Nous sommes prêts, et nous l’avons souligné auparavant, à développer la coopération militaro-technique avec l’Azerbaïdjan. Il est important d’exclure ici même un soupçon de méfiance. Cependant, si ces questions apparaissent, cela veut dire que nous devons, pour notre part, faire des pas préventifs pour que les actions que la Russie peut déployer ne provoquent pas de préoccupation. Et dans l’avenir, nous agirons de cette façon précise.
Question :
Quels sont les résultats de votre rencontre avec A.Abachidzé, Président de l’Adjarie ? Comment commenteriez-vous sa déclaration que, n’était votre venue, E.Chévardnadzé n’aurait plus été là ?
I.S.Ivanov :
Concernant ma rencontre avec Monsieur A.Abachidzé, Président de l’Adjarie, je veux avant tout souligner que ma visite en Adjarie a été faite à la demande de l’ex-Président E.A.Chévardnadzé, qui m’avait demandé d’aller à Batoumi et d’informer le Président de l’Adjarie des contacts que j’avais eus à Tbilissi tant avec E.A.Chévardnadzé qu’avec les représentants des autres forces politiques de la Géorgie, ce que j’ai fait. Le Président de l’Adjarie a toujours joué un rôle très positif dans l’intérêt de la stabilité en Géorgie, dans l’intérêt du respect et de l’application de la Constitution. A la demande d’E.A.Chévardnadzé, je suis parti pour l’Adjarie et ai informé A.Abachidzé des événements, dont j’avais été témoin, et des négociations que j’ai tenues à Tbilissi.Concernant la deuxième partie de la question, je suppose que nul besoin n’est de dire que la situation en Géorgie a été, ces jours-là, chauffée à blanc. La tâche de la Russie consistait à faire éviter la violence, éviter que les questions apparues en résultat des récentes élections parlementaires se transforment en excès qui sapent la stabilité en Géorgie, le système politique du pays, son intégrité territoriale. Et la violence aurait bien pu se transformer en actions concrètes, on le voyait bien des reportages télévisés. La situation était extrêmement chauffée. Est-ce qu’on a trouvé la meilleure issue ou non - c’est aux politiques de la Géorgie de décider. Ce n’était pas la décision de la partie russe. Mais nous croyons très important que le sang n’ait pas été versé. Maintenant, nous allons suivre l’évolution des événements en Géorgie, la manière dont seront élus les organes du pouvoir légitime en Géorgie et, en fonction de cela, déterminer notre attitude.
Question :
Quelle est la position de la Russie vis-à-vis des nouveaux dirigeants de la Géorgie ? Va-t-on maintenir les relations de partenariat entre la Russie et la Géorgie après le départ d’E.A.Chévardnadzé de la présidence ?
I.S.Ivanov :
J’ai déjà répondu à une partie de votre question.
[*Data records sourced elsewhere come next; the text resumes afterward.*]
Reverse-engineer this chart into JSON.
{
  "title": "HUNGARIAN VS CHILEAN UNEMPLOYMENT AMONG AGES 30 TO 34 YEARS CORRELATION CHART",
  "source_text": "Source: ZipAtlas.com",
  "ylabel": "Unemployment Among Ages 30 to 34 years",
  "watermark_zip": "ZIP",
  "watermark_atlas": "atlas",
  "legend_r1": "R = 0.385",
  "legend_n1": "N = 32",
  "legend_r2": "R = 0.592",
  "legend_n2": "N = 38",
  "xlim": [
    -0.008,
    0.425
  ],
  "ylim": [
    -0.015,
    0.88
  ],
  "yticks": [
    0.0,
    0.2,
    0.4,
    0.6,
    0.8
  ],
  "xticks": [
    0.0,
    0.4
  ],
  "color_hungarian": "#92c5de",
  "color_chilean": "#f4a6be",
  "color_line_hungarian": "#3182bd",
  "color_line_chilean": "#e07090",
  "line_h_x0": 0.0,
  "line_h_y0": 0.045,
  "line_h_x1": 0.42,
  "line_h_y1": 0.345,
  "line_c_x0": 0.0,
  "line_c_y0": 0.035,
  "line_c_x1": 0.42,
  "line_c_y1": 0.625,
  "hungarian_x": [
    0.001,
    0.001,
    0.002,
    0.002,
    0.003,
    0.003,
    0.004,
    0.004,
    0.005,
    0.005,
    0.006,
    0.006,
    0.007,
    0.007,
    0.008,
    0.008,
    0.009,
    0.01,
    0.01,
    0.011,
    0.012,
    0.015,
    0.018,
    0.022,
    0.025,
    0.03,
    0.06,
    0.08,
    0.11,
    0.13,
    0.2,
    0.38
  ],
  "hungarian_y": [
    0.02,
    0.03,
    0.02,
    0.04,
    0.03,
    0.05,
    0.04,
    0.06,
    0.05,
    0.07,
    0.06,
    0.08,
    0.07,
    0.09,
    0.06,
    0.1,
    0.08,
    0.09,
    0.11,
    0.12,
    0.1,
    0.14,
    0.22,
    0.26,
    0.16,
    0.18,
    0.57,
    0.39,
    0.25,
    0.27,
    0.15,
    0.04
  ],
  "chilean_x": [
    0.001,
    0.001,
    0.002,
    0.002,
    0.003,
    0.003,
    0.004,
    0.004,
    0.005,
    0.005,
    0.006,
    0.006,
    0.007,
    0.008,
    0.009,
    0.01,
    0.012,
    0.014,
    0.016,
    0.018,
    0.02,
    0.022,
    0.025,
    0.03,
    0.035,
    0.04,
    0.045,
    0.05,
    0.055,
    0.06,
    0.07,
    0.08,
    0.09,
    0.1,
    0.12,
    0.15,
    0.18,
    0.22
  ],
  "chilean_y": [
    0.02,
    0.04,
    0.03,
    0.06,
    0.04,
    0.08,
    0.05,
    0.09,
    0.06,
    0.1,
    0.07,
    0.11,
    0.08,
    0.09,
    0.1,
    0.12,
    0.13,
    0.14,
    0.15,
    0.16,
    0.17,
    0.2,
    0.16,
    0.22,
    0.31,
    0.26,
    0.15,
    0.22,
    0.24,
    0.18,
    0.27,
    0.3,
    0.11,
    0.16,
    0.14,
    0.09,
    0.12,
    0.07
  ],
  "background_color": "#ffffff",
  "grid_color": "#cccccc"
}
La Russie et la Géorgie sont liées par les relations amicales historiques de longue date. Nous sommes intéressés non seulement à les maintenir, mais à les développer. Concernant les dirigeants, vous savez qu’en Géorgie, les élections sont annoncées. En fonction de leur déroulement et de la manière dont seront élues les autorités appropriées, la Russie va déterminer son attitude envers elles.